Dossiê Sady Baby
Direção: Sady Baby e Renalto Alves,
Brasil, 1985.
Por Fernando Roveri, especialmente para a Zingu!
Ainda há de chegar o dia que a obra de Sady Baby seja reconhecida como uma das mais notáveis entre o período em que o sexo explícito já dominava a Boca do Lixo. Infelizmente, tanto imprensa quanto críticos e pesquisadores de cinema brasileiro ainda enxergam esta fase como ínfima dentro da nossa sétima arte. Pura bobagem. Assim como vem acontecendo nos Estados Unidos e Europa com o chamado "cinema B", que vem sido reconhecido, restaurado e, conseqüentemente, conquistado uma legião de novos fãs, no Brasil isso acontece a passos muito lentos, mas caminhantes. Há uma parcela de admiradores desse cinema feito com muita raça, coragem, e principalmente, criatividade. Nesse ínterim, há nomes de destaque que merecem nosso respeito e admiração: Conrado Sanchez, David Cardoso, Jean Garret, Juan Bajon, Ody Fraga, Tony Vieira, mas principalmente Sady Baby.
Se houve ousadia no cinema da Boca, o nome de Sady Baby deve ser colocado em primeiro lugar. Nenhum outro diretor foi tão longe e ousou tanto como este gaúcho que, para felicidade dos seus fãs, volta a filmar em breve com idéias tão corajosas e criativas quanto a de seus filmes anteriores. Na Boca, Sady foi o mais ousado, o mais extremo, o mais transgressor. Enquanto diretores ainda "se enchiam de dedos" de colocar cenas de sexo gay em seus filmes, ele já as fazia sem o mínimo de pudor ou preconceito. Para ele, sexo é sexo, não importa com o que ou com quem seja feito. O importante é o prazer, gozar infinitamente, seja com homem, mulher, cavalo, jegue ou qualquer outro tipo de ser vivo. Exagero? Basta ver para crer.
Segundo o próprio diretor, seus filmes representam os desejos que cada ser humano tem reprimido dentro de si, mas não tem a mínima coragem de assumir. Sady apenas os traz à tona. Quem se choca são aqueles que não compreendem a psique humana. Sexo com animais existe há séculos. Entre homens então, nem se fala. Além disso, seus filmes têm uma forte pincelada de humor sórdido, às vezes cruel, mas que não deixa de divertir. Seus filmes tinham repercussão e sucesso de bilheteria porque mesclavam desejos humanos "subterrâneos" com esse humor escrachado. Mais popular, mais cara do povão, impossível.
Entre sua ótima filmografia, "O Calor do Buraco" é um de seus filmes de destaque. Esqueça essa fórmula de roteiro linear, de "contar uma história". Assim como na obra de Jess Franco, o enredo, nos filmes de Sady Baby, é o que menos importa, não para ele, mas para nós. O importante é prestar atenção em cada seqüência e ficar atento a cada detalhe.

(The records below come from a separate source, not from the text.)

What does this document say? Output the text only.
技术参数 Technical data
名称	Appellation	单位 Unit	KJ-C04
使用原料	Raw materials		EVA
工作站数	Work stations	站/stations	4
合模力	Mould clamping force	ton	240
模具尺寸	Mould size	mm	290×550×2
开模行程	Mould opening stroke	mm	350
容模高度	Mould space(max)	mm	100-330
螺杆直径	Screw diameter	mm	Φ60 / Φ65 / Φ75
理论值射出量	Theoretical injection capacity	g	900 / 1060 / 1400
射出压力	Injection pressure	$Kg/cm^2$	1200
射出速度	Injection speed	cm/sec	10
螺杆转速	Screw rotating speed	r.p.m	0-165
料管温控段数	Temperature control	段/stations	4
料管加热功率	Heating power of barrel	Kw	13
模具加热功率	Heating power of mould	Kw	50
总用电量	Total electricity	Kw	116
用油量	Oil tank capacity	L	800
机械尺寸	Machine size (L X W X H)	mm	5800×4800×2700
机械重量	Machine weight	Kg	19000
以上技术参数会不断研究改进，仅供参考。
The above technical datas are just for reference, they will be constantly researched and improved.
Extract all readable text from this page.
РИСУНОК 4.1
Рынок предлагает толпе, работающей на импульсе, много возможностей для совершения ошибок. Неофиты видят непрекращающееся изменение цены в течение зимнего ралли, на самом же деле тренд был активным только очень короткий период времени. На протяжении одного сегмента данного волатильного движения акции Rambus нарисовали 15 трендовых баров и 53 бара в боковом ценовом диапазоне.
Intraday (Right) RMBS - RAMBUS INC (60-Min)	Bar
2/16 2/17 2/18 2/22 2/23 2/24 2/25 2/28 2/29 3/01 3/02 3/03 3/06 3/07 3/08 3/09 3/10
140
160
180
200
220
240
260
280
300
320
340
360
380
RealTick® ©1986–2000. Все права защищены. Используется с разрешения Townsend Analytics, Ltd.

"No Calor do Buraco" é, pelo menos para mim, uma das obras-primas absolutas do Mestre. Com uma sucessão de acontecimentos que não se entrelaçam, este é, sem dúvida, um de seus filmes mais corajosos e divertidos. É também invariavelmente surrealista. Afinal, porcos falantes não se encontram em qualquer filme, ainda mais quando há uma tentativa de estupro (!). É como se Sady Baby tivesse promovido um encontro entre Jan Svankmajer e Gerard Damiano. Não tem o mínimo pudor de mostrar o brasileiro de verdade em situações inimagináveis. Enquanto diretores atuais tentam promover o "choque" e "causar polêmica" em filmes como "Cama de Gato", o diretor gaúcho já o fazia muitos anos atrás, sem tais pretensões. E assim dá certo. Antes de ser alçado como cult, Sady Baby tem um pequeno, mas representativo grupo de admiradores, tanto pelo seus filmes quanto pela sua surpreendente história de vida. Afinal, neste país torto, é no calor do buraco que a coisa pega fogo.